There were German Shepherds held on short leather leashes by men in drab overcoats who watched us as if we were curiosities – or criminals. They instructed our driver to slowly idle over a set of mirrors installed on the ground to search the underside of the car.

In Berlin, I had to cross the border alone, with something hidden and forbidden for my German friends who naïvely assumed that an American would be immune to espionage charges. As a product of James Bond, “Man from Uncle,” “Mission Impossible,” “I Spy,” The Avengers, “Secret Agent Man” and other Cold War spin-offs, my role as a secret agent was exciting.

How cool it felt to infiltrate the German Democratic Republic with a dog-eared copy of Der Spiegel. How avant-garde to liberate minds held captive within the “1984”, “Fahrenheit 451” dystopian authority of the Stasi, the Secret Police of East Germany.

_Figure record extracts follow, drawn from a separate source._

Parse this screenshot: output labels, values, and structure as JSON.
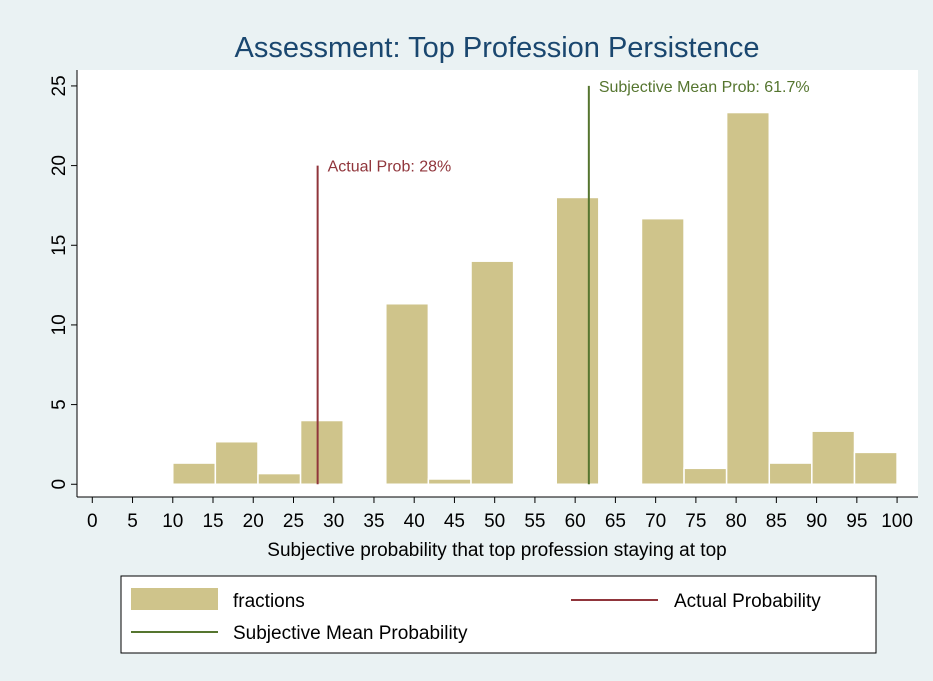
{
  "chart_data": {
    "type": "histogram",
    "title": "Assessment: Top Profession Persistence",
    "x_label": "Subjective probability that top profession staying at top",
    "bins": [
      10,
      15.29,
      20.59,
      25.88,
      31.18,
      36.47,
      41.76,
      47.06,
      52.35,
      57.65,
      62.94,
      68.24,
      73.53,
      78.82,
      84.12,
      89.41,
      94.71,
      100
    ],
    "series": [
      {
        "name": "fractions",
        "color": "#cfc48b",
        "values": [
          1.33,
          2.67,
          0.67,
          4,
          0,
          11.33,
          0.33,
          14,
          0,
          18,
          0,
          16.67,
          1,
          23.33,
          1.33,
          3.33,
          2
        ]
      }
    ],
    "lines": [
      {
        "name": "Actual Probability",
        "label": "Actual Prob: 28%",
        "x": 28,
        "ymax": 20,
        "color": "#90353b"
      },
      {
        "name": "Subjective Mean Probability",
        "label": "Subjective Mean Prob: 61.7%",
        "x": 61.7,
        "ymax": 25,
        "color": "#55752f"
      }
    ],
    "xlim": [
      -1.9,
      102.6
    ],
    "ylim": [
      -0.8,
      26
    ],
    "xticks": [
      0,
      5,
      10,
      15,
      20,
      25,
      30,
      35,
      40,
      45,
      50,
      55,
      60,
      65,
      70,
      75,
      80,
      85,
      90,
      95,
      100
    ],
    "yticks": [
      0,
      5,
      10,
      15,
      20,
      25
    ],
    "grid": false
  }
}
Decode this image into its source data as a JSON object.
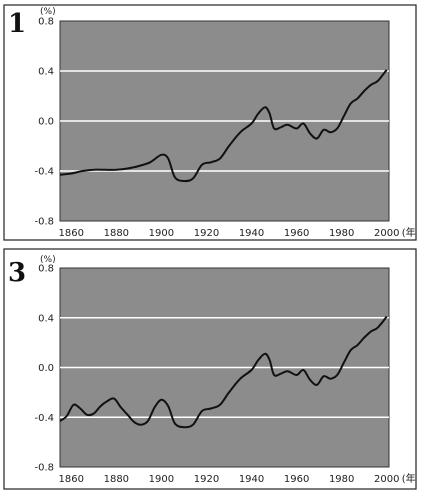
{
  "chart_data": [
    {
      "type": "line",
      "panel_label": "1",
      "y_unit": "(%)",
      "x_unit": "(年",
      "xlim": [
        1855,
        2001
      ],
      "ylim": [
        -0.8,
        0.8
      ],
      "y_ticks": [
        "0.8",
        "0.4",
        "0.0",
        "-0.4",
        "-0.8"
      ],
      "y_tick_values": [
        0.8,
        0.4,
        0.0,
        -0.4,
        -0.8
      ],
      "x_ticks": [
        "1860",
        "1880",
        "1900",
        "1920",
        "1940",
        "1960",
        "1980",
        "2000"
      ],
      "x_tick_values": [
        1860,
        1880,
        1900,
        1920,
        1940,
        1960,
        1980,
        2000
      ],
      "grid": "horizontal white lines at 0.4, 0.0, -0.4",
      "background": "dark gray shaded plot area",
      "series": [
        {
          "x": [
            1855,
            1860,
            1865,
            1870,
            1875,
            1880,
            1885,
            1890,
            1895,
            1900,
            1903,
            1906,
            1910,
            1914,
            1918,
            1922,
            1926,
            1930,
            1935,
            1940,
            1943,
            1946,
            1948,
            1950,
            1953,
            1956,
            1960,
            1963,
            1966,
            1969,
            1972,
            1975,
            1978,
            1981,
            1984,
            1987,
            1990,
            1993,
            1996,
            2000
          ],
          "y": [
            -0.43,
            -0.42,
            -0.4,
            -0.39,
            -0.39,
            -0.39,
            -0.38,
            -0.36,
            -0.33,
            -0.27,
            -0.3,
            -0.45,
            -0.48,
            -0.46,
            -0.35,
            -0.33,
            -0.3,
            -0.2,
            -0.09,
            -0.02,
            0.06,
            0.11,
            0.06,
            -0.06,
            -0.05,
            -0.03,
            -0.06,
            -0.02,
            -0.1,
            -0.14,
            -0.07,
            -0.09,
            -0.06,
            0.04,
            0.14,
            0.18,
            0.24,
            0.29,
            0.32,
            0.41
          ]
        }
      ]
    },
    {
      "type": "line",
      "panel_label": "3",
      "y_unit": "(%)",
      "x_unit": "(年",
      "xlim": [
        1855,
        2001
      ],
      "ylim": [
        -0.8,
        0.8
      ],
      "y_ticks": [
        "0.8",
        "0.4",
        "0.0",
        "-0.4",
        "-0.8"
      ],
      "y_tick_values": [
        0.8,
        0.4,
        0.0,
        -0.4,
        -0.8
      ],
      "x_ticks": [
        "1860",
        "1880",
        "1900",
        "1920",
        "1940",
        "1960",
        "1980",
        "2000"
      ],
      "x_tick_values": [
        1860,
        1880,
        1900,
        1920,
        1940,
        1960,
        1980,
        2000
      ],
      "grid": "horizontal white lines at 0.4, 0.0, -0.4",
      "background": "dark gray shaded plot area",
      "series": [
        {
          "x": [
            1855,
            1858,
            1861,
            1864,
            1867,
            1870,
            1873,
            1876,
            1879,
            1882,
            1885,
            1888,
            1891,
            1894,
            1897,
            1900,
            1903,
            1906,
            1910,
            1914,
            1918,
            1922,
            1926,
            1930,
            1935,
            1940,
            1943,
            1946,
            1948,
            1950,
            1953,
            1956,
            1960,
            1963,
            1966,
            1969,
            1972,
            1975,
            1978,
            1981,
            1984,
            1987,
            1990,
            1993,
            1996,
            2000
          ],
          "y": [
            -0.43,
            -0.39,
            -0.3,
            -0.33,
            -0.38,
            -0.37,
            -0.31,
            -0.27,
            -0.25,
            -0.32,
            -0.38,
            -0.44,
            -0.46,
            -0.43,
            -0.32,
            -0.26,
            -0.31,
            -0.45,
            -0.48,
            -0.46,
            -0.35,
            -0.33,
            -0.3,
            -0.2,
            -0.09,
            -0.02,
            0.06,
            0.11,
            0.06,
            -0.06,
            -0.05,
            -0.03,
            -0.06,
            -0.02,
            -0.1,
            -0.14,
            -0.07,
            -0.09,
            -0.06,
            0.04,
            0.14,
            0.18,
            0.24,
            0.29,
            0.32,
            0.41
          ]
        }
      ]
    }
  ]
}
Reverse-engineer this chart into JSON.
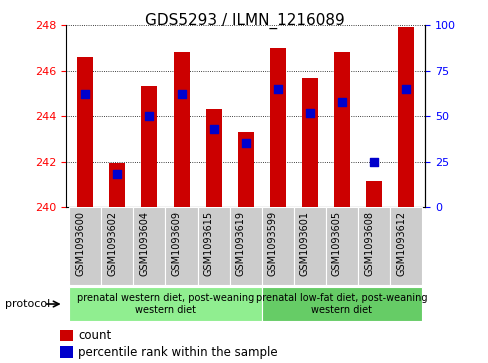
{
  "title": "GDS5293 / ILMN_1216089",
  "samples": [
    "GSM1093600",
    "GSM1093602",
    "GSM1093604",
    "GSM1093609",
    "GSM1093615",
    "GSM1093619",
    "GSM1093599",
    "GSM1093601",
    "GSM1093605",
    "GSM1093608",
    "GSM1093612"
  ],
  "count_values": [
    246.6,
    241.95,
    245.35,
    246.85,
    244.3,
    243.3,
    247.0,
    245.7,
    246.85,
    241.15,
    247.95
  ],
  "percentile_values": [
    62,
    18,
    50,
    62,
    43,
    35,
    65,
    52,
    58,
    25,
    65
  ],
  "ylim_left": [
    240,
    248
  ],
  "ylim_right": [
    0,
    100
  ],
  "yticks_left": [
    240,
    242,
    244,
    246,
    248
  ],
  "yticks_right": [
    0,
    25,
    50,
    75,
    100
  ],
  "bar_color": "#cc0000",
  "dot_color": "#0000cc",
  "plot_bg_color": "#ffffff",
  "group1_label": "prenatal western diet, post-weaning\nwestern diet",
  "group2_label": "prenatal low-fat diet, post-weaning\nwestern diet",
  "group1_color": "#90ee90",
  "group2_color": "#66cc66",
  "sample_cell_color": "#cccccc",
  "group1_count": 6,
  "group2_count": 5,
  "protocol_label": "protocol",
  "legend_count_label": "count",
  "legend_pct_label": "percentile rank within the sample",
  "bar_width": 0.5,
  "dot_size": 30,
  "tick_fontsize": 8,
  "title_fontsize": 11
}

I held my breath as I was ushered through the long hallway between the two outlying walls that formed the impregnable perimeter between East and West. With great relief, I stepped into the East to see bombed out buildings, fresh reminders of the war. There were churches with crushed domes, bullet-spattered walls, and a palpable sense of quiet desolation.

My friends soon met up with me, and we walked the somber landscape of East Berlin. In a drab department store, the novelty of color TVs drew huge crowds. Later, we joined their East German friends for dinner in their tiny apartment. They served Polish vodka and a bowl of oranges, an opulent display for this materially deprived couple.

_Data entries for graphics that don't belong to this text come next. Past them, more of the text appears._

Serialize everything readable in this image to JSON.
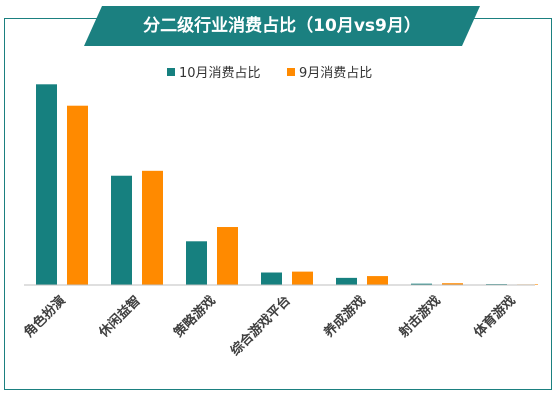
{
  "colors": {
    "frame": "#1b8080",
    "banner": "#1b8080",
    "series_oct": "#16807f",
    "series_sep": "#ff8a00",
    "axis": "#bfbfbf"
  },
  "chart_data": {
    "type": "bar",
    "title": "分二级行业消费占比（10月vs9月）",
    "categories": [
      "角色扮演",
      "休闲益智",
      "策略游戏",
      "综合游戏平台",
      "养成游戏",
      "射击游戏",
      "体育游戏"
    ],
    "series": [
      {
        "name": "10月消费占比",
        "values": [
          45.0,
          24.5,
          9.8,
          2.8,
          1.6,
          0.3,
          0.2
        ]
      },
      {
        "name": "9月消费占比",
        "values": [
          40.2,
          25.6,
          13.0,
          3.0,
          2.0,
          0.4,
          0.1
        ]
      }
    ],
    "ylim": [
      0,
      50
    ],
    "grid": false,
    "legend_position": "top-center",
    "y_axis_visible": false
  }
}
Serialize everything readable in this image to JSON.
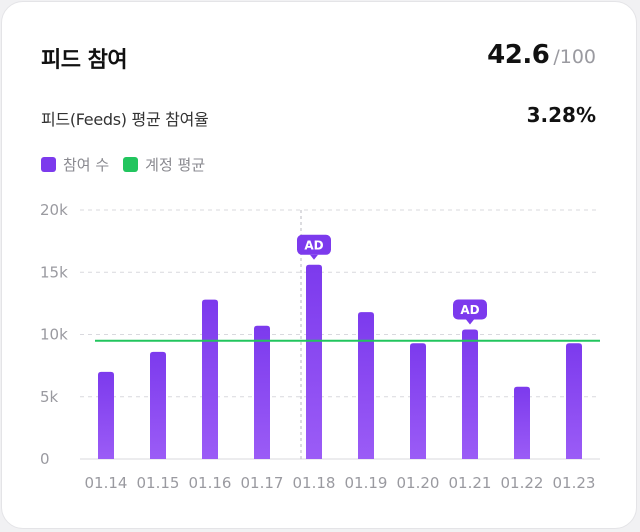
{
  "header": {
    "title": "피드 참여",
    "score_value": "42.6",
    "score_max": "/100"
  },
  "summary": {
    "label": "피드(Feeds) 평균 참여율",
    "value": "3.28%"
  },
  "legend": [
    {
      "label": "참여 수",
      "color": "#7c3aed"
    },
    {
      "label": "계정 평균",
      "color": "#22c55e"
    }
  ],
  "chart_data": {
    "type": "bar",
    "categories": [
      "01.14",
      "01.15",
      "01.16",
      "01.17",
      "01.18",
      "01.19",
      "01.20",
      "01.21",
      "01.22",
      "01.23"
    ],
    "series": [
      {
        "name": "참여 수",
        "values": [
          7000,
          8600,
          12800,
          10700,
          15600,
          11800,
          9300,
          10400,
          5800,
          9300
        ]
      }
    ],
    "reference_line": {
      "name": "계정 평균",
      "value": 9500,
      "color": "#22c55e"
    },
    "annotations": [
      {
        "category": "01.18",
        "label": "AD"
      },
      {
        "category": "01.21",
        "label": "AD"
      }
    ],
    "highlight_category": "01.18",
    "yticks": [
      "0",
      "5k",
      "10k",
      "15k",
      "20k"
    ],
    "ylim": [
      0,
      20000
    ],
    "grid": true,
    "bar_color": "#7c3aed"
  }
}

When I produced the contraband magazine, they took it eagerly, but with a caution that was impossible to hide. Here was the Western World in print! Thanks to me, they possessed the forbidden essence of our world in living color.

Eight U.S. presidents presided during the 40-some years of a divided Europe: Harry S. Truman, Dwight D. Eisenhower, John F. Kennedy, Lyndon B. Johnson, Richard Nixon, Gerald Ford, Jimmy Carter — and finally, Ronald Reagan. Kennedy had gone to the Wall in June 1963, where he proclaimed “Ich bin ein Berliner!” This became a joke because a “Berliner” is a jelly doughnut, not a citizen of Berlin, as Kennedy had intended.

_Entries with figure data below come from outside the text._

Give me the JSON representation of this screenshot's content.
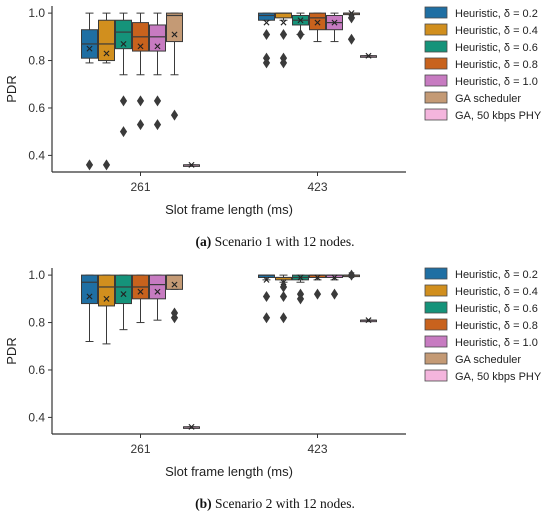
{
  "legend": [
    {
      "label": "Heuristic, δ = 0.2",
      "color": "#1f6fa3"
    },
    {
      "label": "Heuristic, δ = 0.4",
      "color": "#d18f1e"
    },
    {
      "label": "Heuristic, δ = 0.6",
      "color": "#15937a"
    },
    {
      "label": "Heuristic, δ = 0.8",
      "color": "#c8621d"
    },
    {
      "label": "Heuristic, δ = 1.0",
      "color": "#c77bc1"
    },
    {
      "label": "GA scheduler",
      "color": "#c49a75"
    },
    {
      "label": "GA, 50 kbps PHY",
      "color": "#f4b5dd"
    }
  ],
  "chart_data": [
    {
      "type": "box",
      "caption_label": "(a)",
      "caption_text": " Scenario 1 with 12 nodes.",
      "xlabel": "Slot frame length (ms)",
      "ylabel": "PDR",
      "categories": [
        "261",
        "423"
      ],
      "yticks": [
        0.4,
        0.6,
        0.8,
        1.0
      ],
      "ylim": [
        0.33,
        1.03
      ],
      "grid": false,
      "legend_position": "right",
      "series": [
        {
          "name": "Heuristic, δ = 0.2",
          "boxes": [
            {
              "whislo": 0.79,
              "q1": 0.81,
              "med": 0.87,
              "q3": 0.93,
              "whishi": 1.0,
              "mean": 0.85,
              "fliers": [
                0.36
              ]
            },
            {
              "whislo": 0.97,
              "q1": 0.97,
              "med": 0.99,
              "q3": 1.0,
              "whishi": 1.0,
              "mean": 0.96,
              "fliers": [
                0.91,
                0.81,
                0.79
              ]
            }
          ]
        },
        {
          "name": "Heuristic, δ = 0.4",
          "boxes": [
            {
              "whislo": 0.79,
              "q1": 0.8,
              "med": 0.87,
              "q3": 0.97,
              "whishi": 1.0,
              "mean": 0.83,
              "fliers": [
                0.36
              ]
            },
            {
              "whislo": 0.97,
              "q1": 0.98,
              "med": 1.0,
              "q3": 1.0,
              "whishi": 1.0,
              "mean": 0.96,
              "fliers": [
                0.91,
                0.81,
                0.79
              ]
            }
          ]
        },
        {
          "name": "Heuristic, δ = 0.6",
          "boxes": [
            {
              "whislo": 0.74,
              "q1": 0.85,
              "med": 0.92,
              "q3": 0.97,
              "whishi": 1.0,
              "mean": 0.87,
              "fliers": [
                0.63,
                0.5
              ]
            },
            {
              "whislo": 0.91,
              "q1": 0.95,
              "med": 0.97,
              "q3": 0.99,
              "whishi": 1.0,
              "mean": 0.97,
              "fliers": [
                0.91
              ]
            }
          ]
        },
        {
          "name": "Heuristic, δ = 0.8",
          "boxes": [
            {
              "whislo": 0.74,
              "q1": 0.84,
              "med": 0.9,
              "q3": 0.96,
              "whishi": 1.0,
              "mean": 0.86,
              "fliers": [
                0.63,
                0.53
              ]
            },
            {
              "whislo": 0.88,
              "q1": 0.93,
              "med": 0.98,
              "q3": 1.0,
              "whishi": 1.0,
              "mean": 0.96,
              "fliers": []
            }
          ]
        },
        {
          "name": "Heuristic, δ = 1.0",
          "boxes": [
            {
              "whislo": 0.74,
              "q1": 0.84,
              "med": 0.9,
              "q3": 0.95,
              "whishi": 1.0,
              "mean": 0.86,
              "fliers": [
                0.63,
                0.53
              ]
            },
            {
              "whislo": 0.88,
              "q1": 0.93,
              "med": 0.96,
              "q3": 0.99,
              "whishi": 1.0,
              "mean": 0.96,
              "fliers": []
            }
          ]
        },
        {
          "name": "GA scheduler",
          "boxes": [
            {
              "whislo": 0.74,
              "q1": 0.88,
              "med": 0.99,
              "q3": 1.0,
              "whishi": 1.0,
              "mean": 0.91,
              "fliers": [
                0.57
              ]
            },
            {
              "whislo": 1.0,
              "q1": 1.0,
              "med": 1.0,
              "q3": 1.0,
              "whishi": 1.0,
              "mean": 1.0,
              "fliers": [
                0.98,
                0.89
              ]
            }
          ]
        },
        {
          "name": "GA, 50 kbps PHY",
          "boxes": [
            {
              "whislo": 0.36,
              "q1": 0.36,
              "med": 0.36,
              "q3": 0.36,
              "whishi": 0.36,
              "mean": 0.36,
              "fliers": []
            },
            {
              "whislo": 0.82,
              "q1": 0.82,
              "med": 0.82,
              "q3": 0.82,
              "whishi": 0.82,
              "mean": 0.82,
              "fliers": []
            }
          ]
        }
      ]
    },
    {
      "type": "box",
      "caption_label": "(b)",
      "caption_text": " Scenario 2 with 12 nodes.",
      "xlabel": "Slot frame length (ms)",
      "ylabel": "PDR",
      "categories": [
        "261",
        "423"
      ],
      "yticks": [
        0.4,
        0.6,
        0.8,
        1.0
      ],
      "ylim": [
        0.33,
        1.03
      ],
      "grid": false,
      "legend_position": "right",
      "series": [
        {
          "name": "Heuristic, δ = 0.2",
          "boxes": [
            {
              "whislo": 0.72,
              "q1": 0.88,
              "med": 0.97,
              "q3": 1.0,
              "whishi": 1.0,
              "mean": 0.91,
              "fliers": []
            },
            {
              "whislo": 0.98,
              "q1": 0.99,
              "med": 1.0,
              "q3": 1.0,
              "whishi": 1.0,
              "mean": 0.98,
              "fliers": [
                0.91,
                0.82
              ]
            }
          ]
        },
        {
          "name": "Heuristic, δ = 0.4",
          "boxes": [
            {
              "whislo": 0.71,
              "q1": 0.87,
              "med": 0.95,
              "q3": 1.0,
              "whishi": 1.0,
              "mean": 0.9,
              "fliers": []
            },
            {
              "whislo": 0.97,
              "q1": 0.98,
              "med": 0.99,
              "q3": 0.99,
              "whishi": 1.0,
              "mean": 0.97,
              "fliers": [
                0.95,
                0.91,
                0.82
              ]
            }
          ]
        },
        {
          "name": "Heuristic, δ = 0.6",
          "boxes": [
            {
              "whislo": 0.77,
              "q1": 0.88,
              "med": 0.95,
              "q3": 1.0,
              "whishi": 1.0,
              "mean": 0.92,
              "fliers": []
            },
            {
              "whislo": 0.97,
              "q1": 0.98,
              "med": 0.99,
              "q3": 1.0,
              "whishi": 1.0,
              "mean": 0.99,
              "fliers": [
                0.92,
                0.9
              ]
            }
          ]
        },
        {
          "name": "Heuristic, δ = 0.8",
          "boxes": [
            {
              "whislo": 0.8,
              "q1": 0.9,
              "med": 0.95,
              "q3": 1.0,
              "whishi": 1.0,
              "mean": 0.93,
              "fliers": []
            },
            {
              "whislo": 0.98,
              "q1": 0.99,
              "med": 1.0,
              "q3": 1.0,
              "whishi": 1.0,
              "mean": 0.99,
              "fliers": [
                0.92
              ]
            }
          ]
        },
        {
          "name": "Heuristic, δ = 1.0",
          "boxes": [
            {
              "whislo": 0.81,
              "q1": 0.9,
              "med": 0.96,
              "q3": 1.0,
              "whishi": 1.0,
              "mean": 0.93,
              "fliers": []
            },
            {
              "whislo": 0.98,
              "q1": 0.99,
              "med": 1.0,
              "q3": 1.0,
              "whishi": 1.0,
              "mean": 0.99,
              "fliers": [
                0.92
              ]
            }
          ]
        },
        {
          "name": "GA scheduler",
          "boxes": [
            {
              "whislo": 0.94,
              "q1": 0.94,
              "med": 1.0,
              "q3": 1.0,
              "whishi": 1.0,
              "mean": 0.96,
              "fliers": [
                0.84,
                0.82
              ]
            },
            {
              "whislo": 1.0,
              "q1": 1.0,
              "med": 1.0,
              "q3": 1.0,
              "whishi": 1.0,
              "mean": 1.0,
              "fliers": [
                1.0
              ]
            }
          ]
        },
        {
          "name": "GA, 50 kbps PHY",
          "boxes": [
            {
              "whislo": 0.36,
              "q1": 0.36,
              "med": 0.36,
              "q3": 0.36,
              "whishi": 0.36,
              "mean": 0.36,
              "fliers": []
            },
            {
              "whislo": 0.81,
              "q1": 0.81,
              "med": 0.81,
              "q3": 0.81,
              "whishi": 0.81,
              "mean": 0.81,
              "fliers": []
            }
          ]
        }
      ]
    }
  ]
}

It was no joke, however, when in 1987, Reagan stood at the Wall and demanded: “Mister Gorbachev, tear down this wall!”

At Reykjavík, Iceland, Reagan and Gorbachev had met a year earlier in “The Bubble,” a glass enclosure where a breakthrough was supposed to be brokered. It wasn’t, but there was a crack in the façade, and the light that came in burned through the Berlin barrier like a laser.

In August 1989, Hungarian border guards for the first time allowed people from East Germany to cross freely into Austria, paving the way for the fall of the Berlin Wall three months later.

In late 1991, the Soviet Union dissolved, the Iron Curtain was lifted, and the Cold War ended, as did my spy career when I came in from the cold, crossing back through The Wall to West Berlin and the welcoming “Free World.”

I wouldn’t have made a good secret agent anyway because, as a romantic, young, American provocateur, any sexy femme fatale could have easily extracted whatever state secrets I had … plus a year’s subscription to Der Spiegel.